Hydrologue et glaciologue


Zone(s) géographique(s) :

Les Andes tropicales (Pérou, Bolivie, Equateur). Les Alpes.


Mon parcours :

Après des études en sciences de la Terre à l’université de Paris 6, j’ai obtenu un Doctorat sur la dynamique des extensions lacustre et glaciaire associées aux modifications du climat dans les Andes Centrales. J’ai tout d’abord été Maître de Conférences à l’université de Bordeaux, avant de devenir chercheur à l’IRD au Laboratoire d’Etude des Transferts en Hydrologie et Environnement LTHE (Grenoble).


 

Mon sujet d’étude :

J’étudie le retrait des glaciers actuels en lien avec le climat et les conséquences sur les ressources en eau plus à l’aval. Pour cela mes collègues et moi instrumentons des bassins versants dans les Alpes et dans les Andes en stations météorologiques et en stations hydrométriques (mesure du débit). Puis nous utilisons les données acquises dans des modèles hydro-glaciologiques. Ceci nous permet de simuler le retrait glaciaire actuel et futur, ainsi que les écoulements dans les rivières. 


A propos de moi...

Pour quelle(s) raison(s) ai-je choisi ce métier ?

La nature et la montagne me passionnent depuis mon enfance. Etudier comment le climat influe sur les glaciers et les ressources en eau dans cet environnement de haute altitude constitue toujours un challenge. Le métier de chercheur est multi-facettes. C’est très épanouissant d’être sur le terrain dans la nature pour collecter des données puis les interpréter au Laboratoire de manière collective.

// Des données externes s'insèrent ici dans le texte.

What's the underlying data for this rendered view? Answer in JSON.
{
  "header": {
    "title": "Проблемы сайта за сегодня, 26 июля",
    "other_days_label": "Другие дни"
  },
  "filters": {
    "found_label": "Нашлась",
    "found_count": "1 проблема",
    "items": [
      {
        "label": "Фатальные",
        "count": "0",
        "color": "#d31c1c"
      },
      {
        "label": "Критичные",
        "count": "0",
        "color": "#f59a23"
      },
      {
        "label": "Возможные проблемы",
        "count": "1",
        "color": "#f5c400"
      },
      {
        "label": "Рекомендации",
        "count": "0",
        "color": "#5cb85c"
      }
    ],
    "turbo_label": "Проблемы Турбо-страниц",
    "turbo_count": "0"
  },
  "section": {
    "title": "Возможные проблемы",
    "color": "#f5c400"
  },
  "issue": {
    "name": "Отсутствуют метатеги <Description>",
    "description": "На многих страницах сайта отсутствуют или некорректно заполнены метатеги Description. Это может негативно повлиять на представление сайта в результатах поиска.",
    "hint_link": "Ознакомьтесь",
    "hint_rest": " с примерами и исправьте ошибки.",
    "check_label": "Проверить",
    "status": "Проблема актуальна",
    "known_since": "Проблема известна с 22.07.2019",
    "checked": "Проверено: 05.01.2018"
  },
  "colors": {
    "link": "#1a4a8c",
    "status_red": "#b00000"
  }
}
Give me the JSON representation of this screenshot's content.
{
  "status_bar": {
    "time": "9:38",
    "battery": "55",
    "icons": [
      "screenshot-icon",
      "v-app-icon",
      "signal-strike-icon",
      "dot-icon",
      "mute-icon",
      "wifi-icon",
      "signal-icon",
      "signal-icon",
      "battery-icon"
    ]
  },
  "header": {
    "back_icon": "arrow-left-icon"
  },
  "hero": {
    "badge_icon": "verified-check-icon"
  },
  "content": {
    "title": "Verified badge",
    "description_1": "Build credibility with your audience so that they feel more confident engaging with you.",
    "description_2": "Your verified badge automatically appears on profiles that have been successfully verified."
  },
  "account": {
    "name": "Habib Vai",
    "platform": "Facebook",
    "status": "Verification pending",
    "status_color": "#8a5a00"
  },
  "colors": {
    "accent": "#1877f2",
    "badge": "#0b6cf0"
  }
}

L’univers de la recherche se caractérise aussi par des rencontres très enrichissantes.

 

J’aime / Je n’aime pas :

J’aime la franchise et la spontanéité.

Je n’aime pas la formule 1.

 

Qu’est-ce que je fais quand je ne cherche pas ?

Je fais du sport ou je joue du trombone à coulisse avec BL.

 

Si j'étais quelqu'un ou quelque chose d'autre ?

Une rivière.

 

Un signe distinctif :

Je me mets à l’eau dès que possible.

Posez
vos questions !


Le mont Blanc sera-t-il toujours blanc?

Thomas Condom

23/10/2015

Il faut considérer l'échelle temporelle sur laquelle on se place. A moyen terme, et en considérant les taux de retrait glaciaire actuellement observés dans les Alpes, il est très probable que le mont Blanc soit encore couvert de glace à la fin du siècle, et donc qu'il reste blanc ! A plus long terme, à savoir l'échelle millénaire, nous ne pouvons pas avoir de certitudes. Tout dépendra des températures et des précipitations sur ce massif...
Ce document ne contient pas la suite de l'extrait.